A lua estava já no alto do céu e as sombras eram muito escuras pelo sítio por onde ia ele. Manteve-se resguardado pelas mais profundas e assim chegou ao alpendre onde estava a porta de vidro.

Mas ali havia luz; desgraçadamente, ainda deviam achar-se acordados os hóspedes. Confiando em poder deslizar pelo vestíbulo sem ser visto e chegar assim às escadas, abriu com cuidado a porta e entrou furtivamente. Então viu que o vestíbulo não estava vazio. No chão, junto à parede de sua esquerda, havia uma coisa grande e escura. A princípio pensou que devia tratar-se de algum utensílio do móveis da casa. Então, aquilo se moveu, e se deu conta de que era um gato imenso, distorcido de uma maneira estranha por um jogo de luzes e sombras.
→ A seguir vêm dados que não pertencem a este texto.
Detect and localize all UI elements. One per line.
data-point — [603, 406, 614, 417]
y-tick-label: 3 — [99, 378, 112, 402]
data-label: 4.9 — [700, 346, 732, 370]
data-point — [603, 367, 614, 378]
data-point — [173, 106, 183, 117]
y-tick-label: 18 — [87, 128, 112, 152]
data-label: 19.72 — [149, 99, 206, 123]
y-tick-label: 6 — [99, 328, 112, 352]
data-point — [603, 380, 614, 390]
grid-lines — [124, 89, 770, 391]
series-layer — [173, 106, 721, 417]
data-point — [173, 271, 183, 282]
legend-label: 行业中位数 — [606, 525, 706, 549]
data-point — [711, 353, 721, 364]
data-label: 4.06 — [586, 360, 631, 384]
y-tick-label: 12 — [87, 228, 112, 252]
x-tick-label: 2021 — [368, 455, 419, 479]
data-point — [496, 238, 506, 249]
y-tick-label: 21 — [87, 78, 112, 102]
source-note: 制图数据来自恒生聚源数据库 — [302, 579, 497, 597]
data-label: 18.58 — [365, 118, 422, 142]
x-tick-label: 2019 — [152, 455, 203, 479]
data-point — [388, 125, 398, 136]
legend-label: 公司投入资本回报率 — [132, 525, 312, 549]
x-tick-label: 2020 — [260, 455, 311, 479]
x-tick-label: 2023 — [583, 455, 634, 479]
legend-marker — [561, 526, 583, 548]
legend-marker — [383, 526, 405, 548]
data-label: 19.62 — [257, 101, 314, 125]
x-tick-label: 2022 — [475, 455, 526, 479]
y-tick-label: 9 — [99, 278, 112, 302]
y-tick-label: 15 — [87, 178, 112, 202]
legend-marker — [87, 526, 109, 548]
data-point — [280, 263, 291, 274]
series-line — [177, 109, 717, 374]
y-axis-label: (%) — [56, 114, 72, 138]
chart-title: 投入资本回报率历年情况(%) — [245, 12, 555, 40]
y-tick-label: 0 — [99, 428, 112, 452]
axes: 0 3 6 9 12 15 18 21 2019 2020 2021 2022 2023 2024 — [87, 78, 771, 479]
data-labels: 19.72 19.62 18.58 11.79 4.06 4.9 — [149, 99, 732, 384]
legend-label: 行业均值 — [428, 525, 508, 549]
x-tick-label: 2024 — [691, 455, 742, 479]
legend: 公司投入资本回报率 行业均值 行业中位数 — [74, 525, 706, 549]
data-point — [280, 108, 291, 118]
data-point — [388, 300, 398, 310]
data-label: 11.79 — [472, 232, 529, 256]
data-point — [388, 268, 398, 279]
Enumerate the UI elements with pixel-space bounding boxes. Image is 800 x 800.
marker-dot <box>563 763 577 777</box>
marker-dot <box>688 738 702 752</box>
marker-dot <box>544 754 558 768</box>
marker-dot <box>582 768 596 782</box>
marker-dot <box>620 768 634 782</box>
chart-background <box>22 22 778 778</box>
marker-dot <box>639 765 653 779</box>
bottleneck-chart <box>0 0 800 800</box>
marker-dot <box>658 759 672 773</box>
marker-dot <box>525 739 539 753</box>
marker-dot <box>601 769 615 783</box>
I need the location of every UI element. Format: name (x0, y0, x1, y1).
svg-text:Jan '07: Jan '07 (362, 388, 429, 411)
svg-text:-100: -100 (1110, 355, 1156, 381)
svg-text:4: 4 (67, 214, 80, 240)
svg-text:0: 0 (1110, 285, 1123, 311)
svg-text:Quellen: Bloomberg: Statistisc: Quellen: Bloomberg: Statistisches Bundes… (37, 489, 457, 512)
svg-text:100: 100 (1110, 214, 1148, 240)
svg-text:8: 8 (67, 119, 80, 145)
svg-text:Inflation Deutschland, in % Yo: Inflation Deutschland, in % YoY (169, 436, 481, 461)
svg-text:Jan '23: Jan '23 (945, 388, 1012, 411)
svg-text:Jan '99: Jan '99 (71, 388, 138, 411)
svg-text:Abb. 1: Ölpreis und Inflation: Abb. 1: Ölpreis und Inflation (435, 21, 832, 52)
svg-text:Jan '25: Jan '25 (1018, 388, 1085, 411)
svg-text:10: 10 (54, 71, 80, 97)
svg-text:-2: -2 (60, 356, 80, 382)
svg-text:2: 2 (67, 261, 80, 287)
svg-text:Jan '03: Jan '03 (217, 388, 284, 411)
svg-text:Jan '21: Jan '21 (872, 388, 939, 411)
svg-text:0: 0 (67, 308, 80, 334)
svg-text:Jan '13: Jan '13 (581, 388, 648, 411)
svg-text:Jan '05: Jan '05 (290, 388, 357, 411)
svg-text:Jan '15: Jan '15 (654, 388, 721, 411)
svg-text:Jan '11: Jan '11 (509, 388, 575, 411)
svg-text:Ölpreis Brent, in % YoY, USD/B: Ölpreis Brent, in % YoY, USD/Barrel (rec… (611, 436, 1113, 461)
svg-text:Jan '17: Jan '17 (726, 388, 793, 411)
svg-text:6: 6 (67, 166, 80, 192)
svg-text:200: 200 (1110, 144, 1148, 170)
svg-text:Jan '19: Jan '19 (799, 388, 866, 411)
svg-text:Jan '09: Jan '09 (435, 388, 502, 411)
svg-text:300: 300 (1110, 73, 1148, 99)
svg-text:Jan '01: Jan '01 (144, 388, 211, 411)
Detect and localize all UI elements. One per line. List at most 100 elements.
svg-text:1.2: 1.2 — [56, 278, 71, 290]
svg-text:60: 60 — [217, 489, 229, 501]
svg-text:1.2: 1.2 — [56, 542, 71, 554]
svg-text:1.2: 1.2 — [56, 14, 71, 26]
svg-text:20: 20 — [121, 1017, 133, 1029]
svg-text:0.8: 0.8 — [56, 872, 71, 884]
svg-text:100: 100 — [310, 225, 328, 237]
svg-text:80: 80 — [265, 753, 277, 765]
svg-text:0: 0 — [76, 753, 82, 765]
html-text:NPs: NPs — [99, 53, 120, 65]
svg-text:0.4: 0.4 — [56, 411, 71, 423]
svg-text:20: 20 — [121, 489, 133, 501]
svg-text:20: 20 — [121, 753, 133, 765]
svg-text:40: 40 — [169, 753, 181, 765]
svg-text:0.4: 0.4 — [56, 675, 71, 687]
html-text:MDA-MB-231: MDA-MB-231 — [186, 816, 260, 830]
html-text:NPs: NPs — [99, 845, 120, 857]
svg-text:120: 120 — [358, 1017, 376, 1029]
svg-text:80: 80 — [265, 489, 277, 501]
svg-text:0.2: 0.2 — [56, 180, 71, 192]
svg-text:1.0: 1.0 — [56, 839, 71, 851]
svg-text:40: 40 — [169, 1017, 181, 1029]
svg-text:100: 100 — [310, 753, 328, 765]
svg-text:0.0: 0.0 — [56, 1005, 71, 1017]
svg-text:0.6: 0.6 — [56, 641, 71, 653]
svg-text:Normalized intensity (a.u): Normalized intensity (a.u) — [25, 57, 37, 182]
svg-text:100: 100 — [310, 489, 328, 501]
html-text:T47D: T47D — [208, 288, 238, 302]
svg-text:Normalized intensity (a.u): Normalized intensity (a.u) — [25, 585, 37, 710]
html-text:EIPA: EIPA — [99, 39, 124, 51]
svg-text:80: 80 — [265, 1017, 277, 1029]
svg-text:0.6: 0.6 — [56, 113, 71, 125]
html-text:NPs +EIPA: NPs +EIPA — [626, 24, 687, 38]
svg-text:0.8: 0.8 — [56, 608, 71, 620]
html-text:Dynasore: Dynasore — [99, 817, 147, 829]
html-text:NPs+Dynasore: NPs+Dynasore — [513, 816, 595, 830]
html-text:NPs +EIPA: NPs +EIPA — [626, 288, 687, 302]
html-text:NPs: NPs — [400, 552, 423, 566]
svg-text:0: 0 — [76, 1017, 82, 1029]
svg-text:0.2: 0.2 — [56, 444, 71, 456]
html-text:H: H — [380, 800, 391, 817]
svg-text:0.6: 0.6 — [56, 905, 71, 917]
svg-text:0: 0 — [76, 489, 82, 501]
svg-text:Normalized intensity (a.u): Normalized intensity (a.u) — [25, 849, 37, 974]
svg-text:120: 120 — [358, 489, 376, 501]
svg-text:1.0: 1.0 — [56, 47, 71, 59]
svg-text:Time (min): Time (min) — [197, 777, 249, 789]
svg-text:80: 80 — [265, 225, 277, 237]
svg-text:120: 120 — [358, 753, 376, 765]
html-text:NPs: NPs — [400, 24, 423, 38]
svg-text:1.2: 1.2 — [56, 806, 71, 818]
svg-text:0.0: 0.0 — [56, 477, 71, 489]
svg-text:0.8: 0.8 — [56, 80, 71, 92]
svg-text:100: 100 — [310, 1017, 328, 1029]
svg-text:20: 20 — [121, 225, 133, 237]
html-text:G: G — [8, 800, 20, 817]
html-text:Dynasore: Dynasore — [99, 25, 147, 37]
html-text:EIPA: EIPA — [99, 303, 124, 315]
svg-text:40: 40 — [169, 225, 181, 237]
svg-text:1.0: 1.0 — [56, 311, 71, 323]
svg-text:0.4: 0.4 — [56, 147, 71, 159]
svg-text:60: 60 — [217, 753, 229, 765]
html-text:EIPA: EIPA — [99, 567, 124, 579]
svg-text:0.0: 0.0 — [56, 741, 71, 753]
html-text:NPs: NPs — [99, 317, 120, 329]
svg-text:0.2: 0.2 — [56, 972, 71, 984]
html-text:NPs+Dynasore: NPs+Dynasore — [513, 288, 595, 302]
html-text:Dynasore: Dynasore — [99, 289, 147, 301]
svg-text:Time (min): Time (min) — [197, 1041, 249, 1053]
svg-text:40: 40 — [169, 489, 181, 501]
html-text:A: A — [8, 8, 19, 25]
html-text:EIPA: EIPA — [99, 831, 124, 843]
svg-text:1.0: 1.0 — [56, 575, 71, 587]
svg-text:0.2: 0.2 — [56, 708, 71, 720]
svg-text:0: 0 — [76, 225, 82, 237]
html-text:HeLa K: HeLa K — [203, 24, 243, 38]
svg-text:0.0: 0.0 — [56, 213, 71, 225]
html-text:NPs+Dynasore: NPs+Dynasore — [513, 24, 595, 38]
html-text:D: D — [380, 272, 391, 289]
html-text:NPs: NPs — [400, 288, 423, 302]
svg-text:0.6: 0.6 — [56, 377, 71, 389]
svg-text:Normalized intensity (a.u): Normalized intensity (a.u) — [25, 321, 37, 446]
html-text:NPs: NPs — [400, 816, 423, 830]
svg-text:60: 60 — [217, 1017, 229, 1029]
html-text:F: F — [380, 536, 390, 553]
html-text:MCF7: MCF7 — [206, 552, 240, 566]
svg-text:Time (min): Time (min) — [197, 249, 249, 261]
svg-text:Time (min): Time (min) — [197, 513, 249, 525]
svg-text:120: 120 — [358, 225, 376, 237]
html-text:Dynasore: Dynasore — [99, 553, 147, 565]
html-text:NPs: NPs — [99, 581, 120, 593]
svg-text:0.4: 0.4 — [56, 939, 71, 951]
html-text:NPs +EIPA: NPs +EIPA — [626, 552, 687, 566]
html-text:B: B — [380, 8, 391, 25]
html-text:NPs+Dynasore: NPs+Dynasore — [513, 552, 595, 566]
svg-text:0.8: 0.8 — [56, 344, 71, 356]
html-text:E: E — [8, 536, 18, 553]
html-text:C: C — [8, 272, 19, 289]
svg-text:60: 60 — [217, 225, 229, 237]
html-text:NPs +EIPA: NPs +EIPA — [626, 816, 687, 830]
Depois, elevou-se, erguendo-se diante ele, e viu que era a proprietária da casa.

Sobre o que tivesse estado fazendo essa mulher naquele lugar e posição, só pôde aventurar uma suspeita horrível; e no momento em que ela se ergueu ante ele, deu-se conta de que estava revestida de uma estranha dignidade que instantaneamente lhe recordou a afirmação de sua filha de que era uma rainha. Ali permaneceu — enorme e sinistra, à luz da vela, a sós com ele no deserto vestíbulo. O espanto lhe fazia palpitar o coração e lhe removia até as raízes de seus medos ancestrais. Sentiu que devia inclinar-se diante dela e lhe render alguma espécie de homenagem. O impulso era veemente e irresistível, como um antigo hábito. Jogou um rápido olhar a seu redor. Não havia ninguém mais. Então, lenta e deliberadamente, inclinou sua cabeça ante ela. Fez-lhe uma reverência.